PSA Certified was launched in 2019 to help secure connected devices by creating a standardised Root of Trust (RoT) and a unified set of security by design requirements.
Because the two initiatives recognize the importance of the RoT to enable secure services in IoT devices, the PSA Certified and GlobalPlatform SESIP communities are working together to help the industry improve the security of connected products.
PSA Certified already supports the use of the SESIP evaluation methodology by publishing SESIP profiles for the chip’s PSA-RoT at:
- PSA Certified Level 2 (which maps to SESIP Level 2 with the scope including optional whitebox and no physical attacker)
- PSA Certified Level 3 (which maps to SESIP Level 3 with whitebox and a physical attacker in the scope).
PSA Certified also enables chip vendors to use composition by allowing their trusted subsystems to be certified using SESIP and the PSA Certified RoT Component flow, and in 2021 the protection profiles evaluating the chip PSA-RoT (Level 2 and Level 3) were made available as SESIP Profiles. New for 2022, PSA Certified is updating its device level threat models and rewriting them as SESIP Profiles. They will be published under a permissive licence so that OEMs can edit them according to their specific security assets and threats.
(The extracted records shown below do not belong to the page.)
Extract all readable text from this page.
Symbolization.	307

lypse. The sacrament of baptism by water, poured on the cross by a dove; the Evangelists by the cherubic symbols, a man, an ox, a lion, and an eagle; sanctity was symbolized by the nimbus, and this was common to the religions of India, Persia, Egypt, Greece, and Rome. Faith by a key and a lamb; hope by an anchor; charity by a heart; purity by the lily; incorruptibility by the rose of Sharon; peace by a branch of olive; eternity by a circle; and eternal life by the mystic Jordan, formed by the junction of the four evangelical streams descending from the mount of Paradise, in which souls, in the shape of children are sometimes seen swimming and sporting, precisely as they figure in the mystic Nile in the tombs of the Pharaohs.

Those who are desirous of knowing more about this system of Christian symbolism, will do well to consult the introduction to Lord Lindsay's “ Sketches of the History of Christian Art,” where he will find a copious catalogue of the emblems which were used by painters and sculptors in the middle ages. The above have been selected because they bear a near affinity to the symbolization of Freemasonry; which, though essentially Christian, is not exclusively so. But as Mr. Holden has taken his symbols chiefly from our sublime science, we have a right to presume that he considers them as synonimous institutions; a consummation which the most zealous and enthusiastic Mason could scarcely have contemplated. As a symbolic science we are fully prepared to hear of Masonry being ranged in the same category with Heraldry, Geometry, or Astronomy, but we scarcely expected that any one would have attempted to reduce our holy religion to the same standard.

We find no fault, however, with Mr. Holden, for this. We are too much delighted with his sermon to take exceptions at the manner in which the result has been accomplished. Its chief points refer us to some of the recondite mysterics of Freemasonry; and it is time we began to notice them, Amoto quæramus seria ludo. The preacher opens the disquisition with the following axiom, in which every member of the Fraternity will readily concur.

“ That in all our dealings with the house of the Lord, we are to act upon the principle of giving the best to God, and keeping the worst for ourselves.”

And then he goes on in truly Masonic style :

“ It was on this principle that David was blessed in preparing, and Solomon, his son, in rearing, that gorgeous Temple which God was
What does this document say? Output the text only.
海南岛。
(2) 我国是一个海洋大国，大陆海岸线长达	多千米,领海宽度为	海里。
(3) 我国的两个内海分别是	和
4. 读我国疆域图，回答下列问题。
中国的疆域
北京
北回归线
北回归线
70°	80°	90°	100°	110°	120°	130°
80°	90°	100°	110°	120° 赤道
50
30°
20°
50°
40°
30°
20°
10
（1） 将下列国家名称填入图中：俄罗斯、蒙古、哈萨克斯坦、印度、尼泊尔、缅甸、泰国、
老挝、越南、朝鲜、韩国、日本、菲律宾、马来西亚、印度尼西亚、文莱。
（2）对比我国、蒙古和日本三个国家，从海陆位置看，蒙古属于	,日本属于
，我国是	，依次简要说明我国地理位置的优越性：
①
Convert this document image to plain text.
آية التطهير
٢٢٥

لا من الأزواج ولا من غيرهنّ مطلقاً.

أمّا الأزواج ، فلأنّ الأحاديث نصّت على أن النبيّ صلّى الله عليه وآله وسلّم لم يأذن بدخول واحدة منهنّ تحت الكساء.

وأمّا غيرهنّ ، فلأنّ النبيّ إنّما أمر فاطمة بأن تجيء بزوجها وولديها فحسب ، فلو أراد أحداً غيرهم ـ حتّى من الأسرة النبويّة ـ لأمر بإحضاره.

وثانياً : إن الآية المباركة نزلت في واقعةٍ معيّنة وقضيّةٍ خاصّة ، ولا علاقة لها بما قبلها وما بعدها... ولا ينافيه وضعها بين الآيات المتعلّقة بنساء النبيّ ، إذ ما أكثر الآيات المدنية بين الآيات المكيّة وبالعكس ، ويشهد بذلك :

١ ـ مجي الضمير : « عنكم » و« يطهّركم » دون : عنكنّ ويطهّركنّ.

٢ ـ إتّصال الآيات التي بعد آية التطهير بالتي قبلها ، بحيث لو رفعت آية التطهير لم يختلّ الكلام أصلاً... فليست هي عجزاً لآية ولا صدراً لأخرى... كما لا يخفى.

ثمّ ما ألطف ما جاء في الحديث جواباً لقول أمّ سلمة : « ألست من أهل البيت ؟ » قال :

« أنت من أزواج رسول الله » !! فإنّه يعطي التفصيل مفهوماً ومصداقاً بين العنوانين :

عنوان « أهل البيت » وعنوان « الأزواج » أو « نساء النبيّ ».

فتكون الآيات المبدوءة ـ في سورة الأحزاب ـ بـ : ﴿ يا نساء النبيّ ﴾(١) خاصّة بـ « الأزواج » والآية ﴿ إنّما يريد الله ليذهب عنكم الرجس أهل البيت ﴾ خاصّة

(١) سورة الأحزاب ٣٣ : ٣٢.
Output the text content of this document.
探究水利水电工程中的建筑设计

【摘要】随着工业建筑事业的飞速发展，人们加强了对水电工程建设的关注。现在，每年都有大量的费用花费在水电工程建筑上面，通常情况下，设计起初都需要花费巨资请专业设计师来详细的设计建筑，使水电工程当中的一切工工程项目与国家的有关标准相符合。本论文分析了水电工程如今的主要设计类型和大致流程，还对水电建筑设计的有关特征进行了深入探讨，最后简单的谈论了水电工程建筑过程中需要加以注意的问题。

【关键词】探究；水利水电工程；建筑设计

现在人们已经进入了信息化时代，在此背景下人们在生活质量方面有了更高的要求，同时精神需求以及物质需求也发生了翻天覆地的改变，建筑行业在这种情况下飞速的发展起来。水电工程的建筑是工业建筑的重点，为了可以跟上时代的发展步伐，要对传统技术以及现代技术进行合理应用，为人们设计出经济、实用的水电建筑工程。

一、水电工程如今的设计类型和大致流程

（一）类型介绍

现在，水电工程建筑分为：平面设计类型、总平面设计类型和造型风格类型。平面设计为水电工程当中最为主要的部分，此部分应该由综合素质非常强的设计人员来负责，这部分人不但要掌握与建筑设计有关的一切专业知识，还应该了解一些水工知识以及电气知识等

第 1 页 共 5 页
On GlobalPlatform’s side, we will continue to collaborate and validate that the SESIP methodology fully supports PSA Certified’s requirements and evolve the methodology over time.
This model is proof that we are ‘better together’, that collaboration is the way forward for the IoT ecosystem.
PSA Certified is a notable IoT scheme for RoT’s that has been able to define and describe its requirements using SESIP and vendors will now be able to benefit from composition and reuse of evaluation results and certificates. This collaboration is an example to other schemes and stakeholders of what can be achieved with SESIP.
Our priorities are to continue to evolve and refine the methodology to ensure that SESIP evaluation methodology fits the different needs of cert in the IoT world. This work will include recognizing more requirements, mapping with other standards and schemes, improving and clarifying guidelines to bring greater alignment across schemes in relation to governance and technology implementation.
The methodology is also under discussion at CEN-CENELEC to be recognized as a European standard. We hope to update the SESIP community further on this soon.